The idea of the change-up came from Philharmonic music director Scott Terrell, who said that orchestras in Red Rocks in Colorado and the Mann Center in Philadelphia, where he has guest-conducted, present different shows on consecutive nights, and he proposed trying it in Lexington.

“If we want to grow the event, we have to grow the variety of what’s offered at the event,” Terrell said. “There are so many wonderful shows we can do, it’s really hard to zero that down to just one.”

Attendance at Picnic with the Pops has remained steady, Morris said. But the commission that produces the event wants to see growth, particularly from younger patrons.

“We wanted to try something a little different and see if we could help more people find Picnic with the Pops appealing,” he said.

In both shows, the presenters were looking for cross-generational appeal. “The Wizard of Oz” is a timeless classic that has been embraced by every generation since its release, and it has been helped back into the spotlight with “Wicked,” the Broadway musical based on the Oz story. But many viewers have seen in only on TV, and “the score can kind of fall into the background,” Terrell said.

Terrell needed little prompting to praise Herbert Stothart’s Oscar-winning score, calling it “the best film score ever. I’m just in awe of how the music drives the story, a lot. When it’s live and that energy is on the stage, the translation of that is far more spectacular.”

Terrell has conducted other live film scores in Lexington — including a Picnic with the Pops featuring Warner Bros. cartoons — and with the Oscar-winning classic “Casablanca.”
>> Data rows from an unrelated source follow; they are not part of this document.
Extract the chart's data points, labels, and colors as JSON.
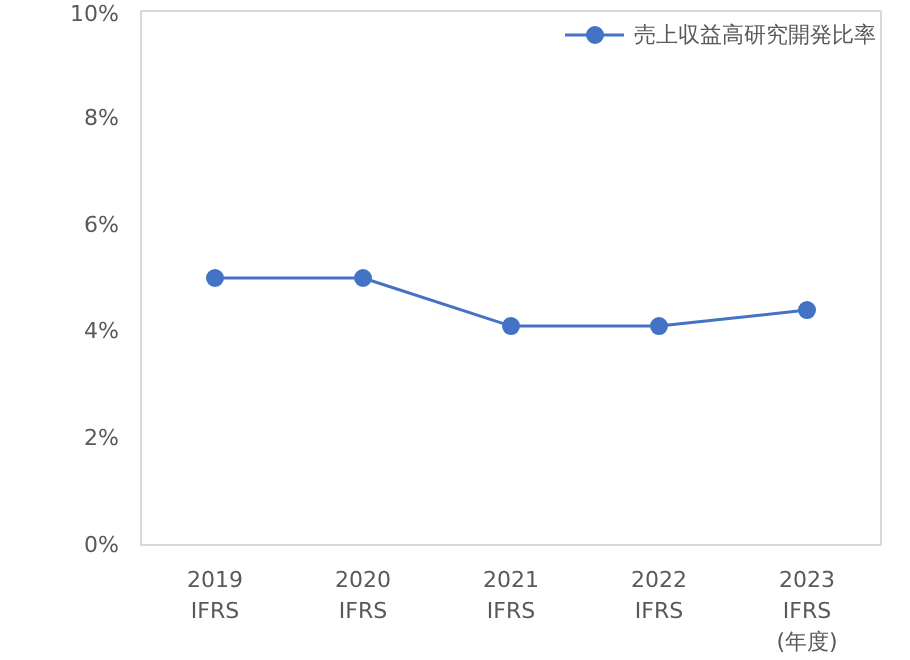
{
  "chart_data": {
    "type": "line",
    "categories": [
      "2019\nIFRS",
      "2020\nIFRS",
      "2021\nIFRS",
      "2022\nIFRS",
      "2023\nIFRS\n(年度)"
    ],
    "series": [
      {
        "name": "売上収益高研究開発比率",
        "color": "#4472c4",
        "values": [
          5.0,
          5.0,
          4.1,
          4.1,
          4.4
        ]
      }
    ],
    "ylim": [
      0,
      10
    ],
    "yticks": [
      {
        "value": 0,
        "label": "0%"
      },
      {
        "value": 2,
        "label": "2%"
      },
      {
        "value": 4,
        "label": "4%"
      },
      {
        "value": 6,
        "label": "6%"
      },
      {
        "value": 8,
        "label": "8%"
      },
      {
        "value": 10,
        "label": "10%"
      }
    ],
    "grid": false,
    "legend": "top right",
    "marker": "circle",
    "line_style": "solid"
  }
}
But the orchestra with a live performer has usually been the event’s calling card, and Morrison comes Saturday night with as much name recognition as any recent Picnic visitor, having starred in “Glee” and the CBS drama “The Good Wife,” and having played author J.M. Barrie in “Finding Neverland” on Broadway.

The table tickets are a bit more expensive for Morrison, but Saturday night was leading ticket sales — as it traditionally does — Morris said.

Two shows also means a big change for the Philharmonic, which more than doubled its rehearsal schedule for the weekend, Terrell said.

In addition to the changes on stage, Morris said there are other changes, including the branding of the event by Bullhorn Creative, and there might beeven more tweaks. Citing the expense of putting up the stage in the meadow, Morris mused about the possibility of a multi-weekend event.

For now, he hopes to see a lot of first-timers coming out Friday or Saturday — or both.

“We tell people to come up with what they make of it, sort of a choose your own adventure,” Morris says. “Do you want great food? Great music? A great party? You make it what you want.”

Terrell is interested in seeing how one of the new experiments is reflected in a Picnic tradition.

“I can’t wait to see what kind of table decorations people come up with for ‘The Wizard of Oz.’”

If you go

Picnic with the Pops

Friday: Oz with Orchestra, a screening of “The Wizard of Oz,” with the Lexington Philharmonic playing the original film score.

Saturday: Stage and screen star Matthew Morrison of “Glee,” “The Good Wife,” “Finding Neverland on Broadway” and more.

When: Gates open at 6 p.m.; performances start at 8:30 p.m.

Where: Keene Meadow at Keeneland, 4201 Versailles Road

Tickets: Tables for eight, $200-$300 Friday, $250-$400 Saturday; general admission, $15 in advance, $20 at the gate (cash only at the gate), free for children 12 and younger.